Avec Michel Onfray

Publié le par Jean-Pierre Biondi

Rien n' est plus artificiel que de coller l' étiquette "français" sous le nom de certains jeunes musulmans jihadistes. Cela traduit une méconnaissance de l' état d' esprit des intéressés. S' ils sont nés dans l' hexagone, ils ne se reconnaissent pas pour autant ressortissants français et n' aspirent qu' à combattre un pays qu' ils ne considèrent en aucune façon comme le leur, tout en continuant d' y vivre. Il y a là un vieux goût de revanche historique contre "les Croisés".
C' est assez puéril, mais suffisant pour créer, même s' il s' agit d' une minorité, le trouble social.

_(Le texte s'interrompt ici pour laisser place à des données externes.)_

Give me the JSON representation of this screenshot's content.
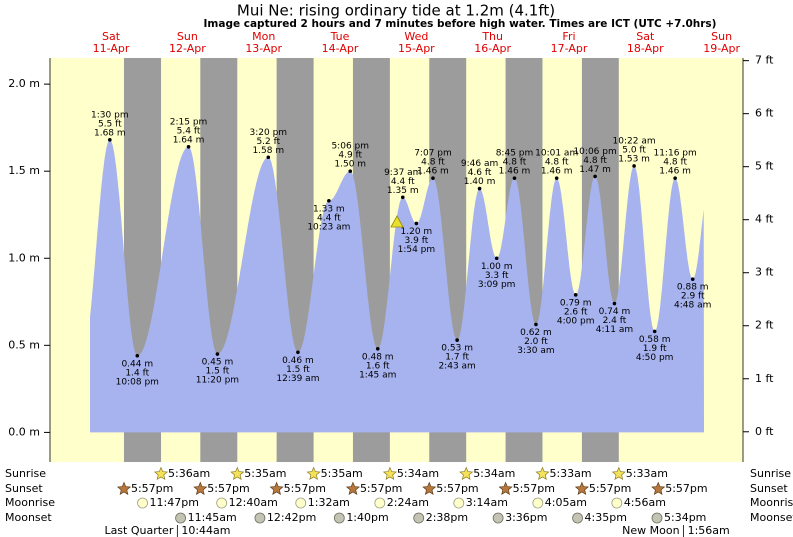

Dès l' école, la culture européenne est récusée, tenue comme un produit de la colonisation, responsable des échecs de l' intégration, soudée au malheur du peuple-frère palestinien, à la dévastatrice intervention américaine en Irak, à l' agression franco-britannique en Libye, bref à tous les agissement du sionisme et de l' impérialisme occidental à l' encontre du monde musulman.

Le terrorisme, qui n' est ni nouveau (la Résistance en usait contre les Nazis et l' Irgoun contre les Anglais) ni réservé aux seuls Occidentaux (il fait chaque jour, de l' Egypte au Pakistan, des centaines de victimes dont personne ne se soucie) est une étape dans la longue suite de conflits polymorphes (idéologiques avec l' anticolonialisme, politiques avec les tentatives d' assimilation, économiques avec le libéralisme marchand, aujourd' hui religieux avec l' islamisme radical) qui opposent les pays pauvres au capitalisme et aux régimes totalitaires qu' il met en place à son profit.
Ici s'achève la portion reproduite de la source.